# Glen Sheppard has passed



## Linda G. (Mar 28, 2002)

Known to many as Shep, owner, publisher and editor of the North Woods Call, and a legend in Michigan conservation.

No services are planned. I hope they are planning on spreading his ashes on the Holy Waters. 

To send the family condolences and remember him, please go to 
http://www.winchesterfuneralhome.com/Guest-Books.html


----------



## boutdun (Nov 6, 2010)

Didn't he buy that from a woman? Maybe my memory is playing games again but I thought her name was Margaret something?


----------



## multibeard (Mar 3, 2002)

Glen was a great man and had a great editor. He was not afraid to take on the dnr.


----------



## Splitshot (Nov 30, 2000)

This is very sad news indeed. I was late finding "The North Woods Call" but for the last 20 years or so I never missed and issue. I will miss Glen very much. I wish his family well. Rest in Peace Glen.


----------



## Linda G. (Mar 28, 2002)

Shep bought the Call from Marguerite Gahagan, he ran her old Pine Whispers column in the Call, she had a home in the Grayling area until she sold the paper.
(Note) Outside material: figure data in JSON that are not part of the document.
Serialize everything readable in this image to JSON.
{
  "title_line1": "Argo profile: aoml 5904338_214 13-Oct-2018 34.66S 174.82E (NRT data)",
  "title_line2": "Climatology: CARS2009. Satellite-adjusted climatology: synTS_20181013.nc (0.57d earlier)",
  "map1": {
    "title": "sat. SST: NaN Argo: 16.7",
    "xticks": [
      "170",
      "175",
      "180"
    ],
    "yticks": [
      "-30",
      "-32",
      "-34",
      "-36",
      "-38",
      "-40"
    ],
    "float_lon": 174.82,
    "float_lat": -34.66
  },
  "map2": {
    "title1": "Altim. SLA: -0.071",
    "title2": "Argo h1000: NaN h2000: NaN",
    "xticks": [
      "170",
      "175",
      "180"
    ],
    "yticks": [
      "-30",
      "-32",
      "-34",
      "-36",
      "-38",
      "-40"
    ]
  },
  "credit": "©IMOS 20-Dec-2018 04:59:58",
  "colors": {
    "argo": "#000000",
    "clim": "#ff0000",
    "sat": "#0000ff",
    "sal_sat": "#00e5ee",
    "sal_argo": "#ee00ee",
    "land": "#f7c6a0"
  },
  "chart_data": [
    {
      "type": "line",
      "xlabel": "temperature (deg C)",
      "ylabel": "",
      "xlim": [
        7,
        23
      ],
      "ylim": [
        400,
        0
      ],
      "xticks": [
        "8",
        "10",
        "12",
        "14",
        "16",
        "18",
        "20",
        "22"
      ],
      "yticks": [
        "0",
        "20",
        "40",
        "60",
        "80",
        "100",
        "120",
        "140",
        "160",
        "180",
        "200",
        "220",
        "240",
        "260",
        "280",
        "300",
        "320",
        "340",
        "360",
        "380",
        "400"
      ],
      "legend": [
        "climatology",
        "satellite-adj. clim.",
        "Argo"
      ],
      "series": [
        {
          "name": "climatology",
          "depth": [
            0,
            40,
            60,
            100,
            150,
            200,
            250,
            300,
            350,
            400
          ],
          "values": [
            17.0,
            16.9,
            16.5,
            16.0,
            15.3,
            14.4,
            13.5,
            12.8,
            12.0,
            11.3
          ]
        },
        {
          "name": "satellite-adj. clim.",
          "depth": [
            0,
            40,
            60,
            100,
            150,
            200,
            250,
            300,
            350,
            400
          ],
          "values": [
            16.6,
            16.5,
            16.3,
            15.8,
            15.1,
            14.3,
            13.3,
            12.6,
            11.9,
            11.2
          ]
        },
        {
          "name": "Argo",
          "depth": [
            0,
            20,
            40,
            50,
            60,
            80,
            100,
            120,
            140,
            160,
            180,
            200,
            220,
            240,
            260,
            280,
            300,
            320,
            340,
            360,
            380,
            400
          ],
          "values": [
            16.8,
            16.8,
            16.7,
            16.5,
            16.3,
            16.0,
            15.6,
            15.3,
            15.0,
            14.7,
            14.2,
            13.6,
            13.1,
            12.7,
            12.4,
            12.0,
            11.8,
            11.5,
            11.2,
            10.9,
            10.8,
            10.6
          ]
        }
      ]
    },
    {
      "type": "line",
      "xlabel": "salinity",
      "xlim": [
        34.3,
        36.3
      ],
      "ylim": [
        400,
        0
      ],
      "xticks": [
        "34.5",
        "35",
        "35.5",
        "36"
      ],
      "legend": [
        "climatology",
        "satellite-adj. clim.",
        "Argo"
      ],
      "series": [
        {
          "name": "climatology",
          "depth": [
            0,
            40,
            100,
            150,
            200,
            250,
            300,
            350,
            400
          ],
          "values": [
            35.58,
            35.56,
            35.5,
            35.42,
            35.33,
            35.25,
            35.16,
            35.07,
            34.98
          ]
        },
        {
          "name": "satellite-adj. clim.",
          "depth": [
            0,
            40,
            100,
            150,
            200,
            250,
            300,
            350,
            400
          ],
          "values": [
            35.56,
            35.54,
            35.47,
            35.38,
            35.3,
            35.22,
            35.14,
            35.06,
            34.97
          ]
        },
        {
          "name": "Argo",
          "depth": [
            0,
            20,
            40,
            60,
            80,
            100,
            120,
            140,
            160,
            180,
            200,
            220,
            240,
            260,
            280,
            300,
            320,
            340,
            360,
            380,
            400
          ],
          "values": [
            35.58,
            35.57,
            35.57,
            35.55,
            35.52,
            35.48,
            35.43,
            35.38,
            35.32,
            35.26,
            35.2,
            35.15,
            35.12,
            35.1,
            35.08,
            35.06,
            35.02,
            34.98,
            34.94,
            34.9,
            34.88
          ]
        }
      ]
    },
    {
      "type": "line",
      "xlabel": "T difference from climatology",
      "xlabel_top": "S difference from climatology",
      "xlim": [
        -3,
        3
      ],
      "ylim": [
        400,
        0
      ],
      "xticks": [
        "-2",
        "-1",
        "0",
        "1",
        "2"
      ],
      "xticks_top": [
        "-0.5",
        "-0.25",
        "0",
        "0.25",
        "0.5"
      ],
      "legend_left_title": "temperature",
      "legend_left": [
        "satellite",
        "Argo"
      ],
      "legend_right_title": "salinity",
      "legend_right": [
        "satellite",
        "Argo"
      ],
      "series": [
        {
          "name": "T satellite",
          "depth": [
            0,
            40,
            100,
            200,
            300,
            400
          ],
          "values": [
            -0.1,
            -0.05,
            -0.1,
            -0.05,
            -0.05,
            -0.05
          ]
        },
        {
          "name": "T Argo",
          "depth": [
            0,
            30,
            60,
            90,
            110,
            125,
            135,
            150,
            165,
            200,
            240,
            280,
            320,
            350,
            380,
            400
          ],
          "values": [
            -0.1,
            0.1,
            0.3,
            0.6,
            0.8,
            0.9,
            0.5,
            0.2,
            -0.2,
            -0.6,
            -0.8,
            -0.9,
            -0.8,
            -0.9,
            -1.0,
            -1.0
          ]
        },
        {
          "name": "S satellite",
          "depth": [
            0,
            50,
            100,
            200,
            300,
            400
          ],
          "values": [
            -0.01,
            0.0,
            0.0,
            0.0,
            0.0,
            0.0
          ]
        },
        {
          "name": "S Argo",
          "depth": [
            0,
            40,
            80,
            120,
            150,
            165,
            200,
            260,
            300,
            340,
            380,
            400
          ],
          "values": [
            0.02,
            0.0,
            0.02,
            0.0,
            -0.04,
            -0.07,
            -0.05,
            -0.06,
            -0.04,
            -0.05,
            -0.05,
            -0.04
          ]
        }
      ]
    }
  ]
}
Online condolences can be left at www.winchesterfuneralhome.com


----------



## swampbuck (Dec 23, 2004)

Linda G. said:


> Shep bought the Call from Marguerite Gahagan, he ran her old Pine Whispers column in the Call, she had a home in the Grayling area until she sold the paper.
> 
> Online condolences can be left at www.winchesterfuneralhome.com


 Actually Mrs Gahagan operated the paper from her home in Roscommon prior to selling the paper. On her death she left the cottage and property as a nature preserve. It is used often as an outdoors classroom by the local schools.

http://gahagannature.org/ You can read some of her old articles there. This month is fitting...http://gahagannature.org/images/Pine WhJan10.pdf


----------



## EdB (Feb 28, 2002)

Very sad news indeed, Glen was a staunch ally for conservation Thanks for letting us know and posting a link to the condolences Linda.


----------